In our book Love’s Way: Living Peacefully With Your Parents As Your Parents Age we urge readers to have a will. This is nothing new. Everyone above the age of thirty knows they need one.
Nevertheless, many people, from show-biz stars like Prince and Aretha Franklin, to legal giants like a Supreme Court Justice whose name I can’t reveal, have died intestate.
Might this be you? Of course, you, like they, know better. Then why haven’t you made a will?
The most obvious reason is we don’t like to think of our own death. We embrace denial and avoidance, even those of us with a deep faith in life beyond the grave. So fear of the unknown is one reason. Here’s another biggie:
You’re not sure how to distribute your stuff among your children. The most obvious way is to divide it equally. But…
1. In your lifetime, you have financially helped the one who most needed it most. One child is an artist with amazing talent. You have subsidized his rent on a New York City studio apartment which he could never afford on his own. Your other child is a physician with a good income now and the opportunity of more to come. If you give by need, rather than equally, how will the physician feel? Will he blame his brother?
2. One child has been your care-giver, sacrificing her own career and social life to care for you. You’d like to reward her as a kind of delayed payment, by leaving her your home. But you fear blow-back from the other children.
3. You have a child who has always made you proud and one who has constantly been in trouble. You don’t trust the second child to use your money in a positive way.
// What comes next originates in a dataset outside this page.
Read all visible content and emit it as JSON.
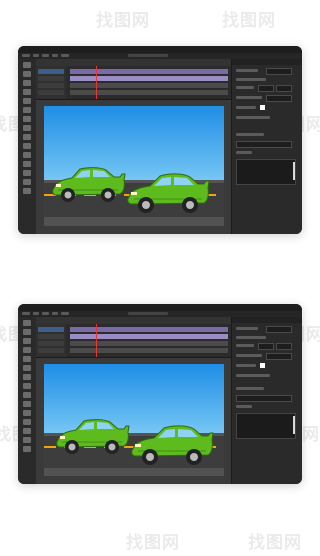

You love him and want him to grow up, but you’re afraid an influx of free money will actually harm him. He may see this as punishment.
The answer for all of these situations is a conversation with the child who’d get less, before you write (or update) your will—and certainly before you say anything to the one who will take more.
Explain that you love him every bit as much as the other child. Also explain your thinking. Ask him, “What do you think? Do you understand my concern? Does this feel fair to you?” Make clear that you are the one thinking of this, not the “favored” sibling. Otherwise, they are likely to blame the brother or sister for turning you against them.
In many cases, the child with whom you speak will agree that your intention is fair. But if they do object, you have to think long and hard about what to do. You may decide to give equally. If you move forward as you wanted to, at least the child who gets less will not be caught by surprise and hopefully will not blame their sibling.
Our advice: Bite the bullet, have the conversation, and write the will.
Carolyn and Sig: As is the case each time you correspond it is a joy (a necessity) to say…thank you for the insights, prods and affirmations. As you know my 100 year old mother died in January. Her will was a basic simple one that actually had been actualized for the most part before her death by the natural distribution by her and then at the time of her passing through an agreement by we 5 siblings. If relationships are sound and lovingly open among children of the deceased it makes the final sharing of the residual finances easy and affirming. In our case we all are secure in our adequate if not lavish incomes and retirement accounts so since our lone sister was the child who lived closest, had the largest responsibility for care giving, checking in with the retirement home and the paying of the bills it was unanimously agreed with appreciation that she should be the recipient of the remaining possessions and money. I guess one possible hope for us even with proper will as we think about our children in likewise close loving relations is to affirm that the one who is the closest of far flung progeny and most likely to have the biggest end game responsibility should receive by agreement rather than will the residual assets.